Vues Éphémères – Avril 2015

de

Après un lancement un rien solennel lors du dernier Festival d’Angoulême, il faut reconnaître que l’on était resté sur sa faim du côté des Etats Généraux de la Bande Dessinée. Seule nouvelle des derniers mois, l’ouverture des « Cahiers de doléance » aux propositions… propositions encore à venir. Certes, nous étions prévenus — il s’agit là d’un projet s’inscrivant dans la durée, qui demandera un temps de réflexion, et pour lequel il faudra s’armer de patience avant de pouvoir en récolter les conclusions.
Mais d’ores et déjà, il est indéniable que l’initiative a fait bouger les lignes des discours triomphalistes auxquels la bande dessinée semblait être abonnée. Du Festival d’Angoulême au Salon du Livre (en passant par le Grand Palais et son cycle « bande dessinée »), Benoît Peeters s’est retrouvé sur tous les fronts, incarnant parfaitement la cause : posé, parlant bien, apportant une forme de gravitas, non pas syndicaliste revendicateur que l’on pourrait écarter d’un revers de main, mais proposant au contraire un visage des plus acceptables pour la bande dessinée — résolument plus littérature que petits miquets. Et d’asséner partout la même vérité : la bande dessinée, hier élève modèle de l’édition, se révèle en crise, ses quelques best-sellers désormais éclipsés par la masse de ses auteurs en détresse.

Coup de théâtre ou presque, les éditeurs viennent lui apporter leur soutien, et joignent leur voix à cette nouvelle petite musique. Alors qu’hier ils se voulaient rassurant sur leur propre activité (s’empressant de souligner combien l’enfer, ou tout du moins la surproduction, c’était les autres), les voici qui déclarent aussi que l’heure est grave, et affirmer s’associer aux auteurs dans cette démarche. Moment-clé de ce revirement, probablement la prise de conscience du dernier festival de Saint-Malo, et cette « grève des dédicaces » qui avait concrétisé, pour la première fois, la large portée du mouvement initié autour du SNAC-BD. Fait remarquable, Télérama s’en était fait le relais dans un article sans fard.
C’est d’ailleurs, il me semble, l’un des rares exemples de travail journalistique qui se soit véritablement engagé sur le sujet. Ailleurs, on constate plutôt une presse qui se contente d’être le passeur d’un discours sur la bande dessinée qu’elle ne semble plus capable de produire. Et de se contenter de faire du copier-coller sélectif dans le rapport de l’ACBD en guise d’analyse de marché (qu’il s’agisse du Figaro, de Libération et même Livres-Hebdo), ou d’aligner les citations et les extraits de discours quand il s’agit d’évoquer la marche des auteurs à Angoulême (à nouveau au Figaro, dans Le Monde ou du côté de Livres-Hebdo).
Etonnamment, ils se montrent autrement diserts lorsqu’il s’agit de s’enthousiasmer pour les records de ventes en salles d’enchères (comme ici Le Figaro ou là Le Monde, pour ne prendre que ces deux exemples). Comme si, habitués de longue date à ne communiquer que des bonnes nouvelles, ils retrouvaient là leur zone de confort, embrassant à nouveau le discours ronronnant de ces dernières années.

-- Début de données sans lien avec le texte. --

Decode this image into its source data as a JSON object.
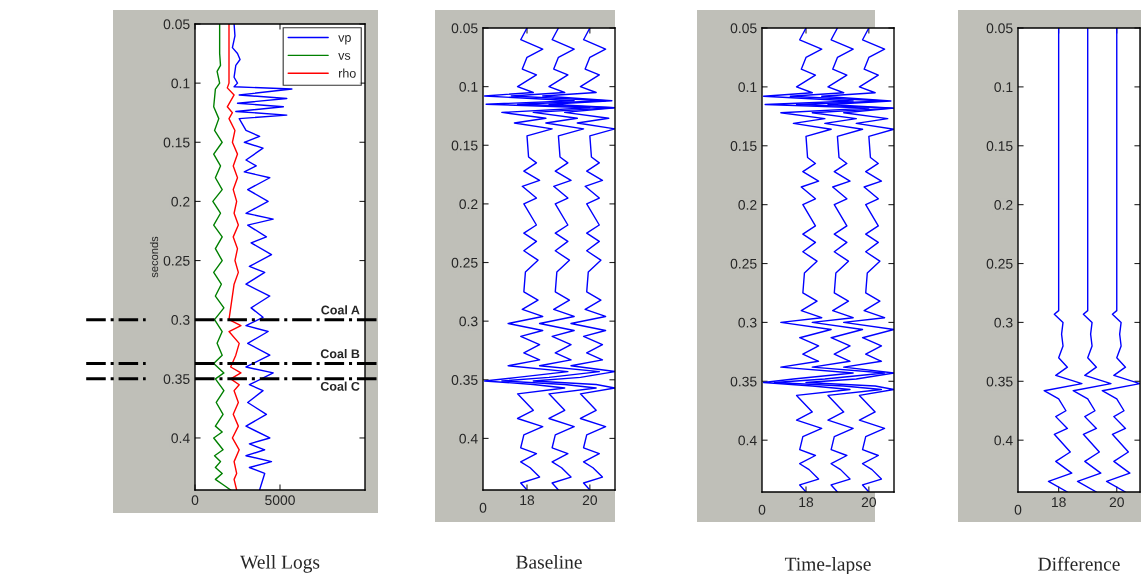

Ainsi, se révélant finalement bien plus « simples lecteurs » que véritables journalistes[1], les « spécialistes » montrent leurs limites face à une bande dessinée qui, non contente de s’être résolument installée dans l’âge adulte, n’hésite pas à faire état de préoccupations du même ordre et s’interroge sur son devenir et son évolution.

Notes

  1. Se rendant coupables de trop souvent donner dans le « discours amoureux » dénoncé par Bruno Lecigne il y a plus de trente ans.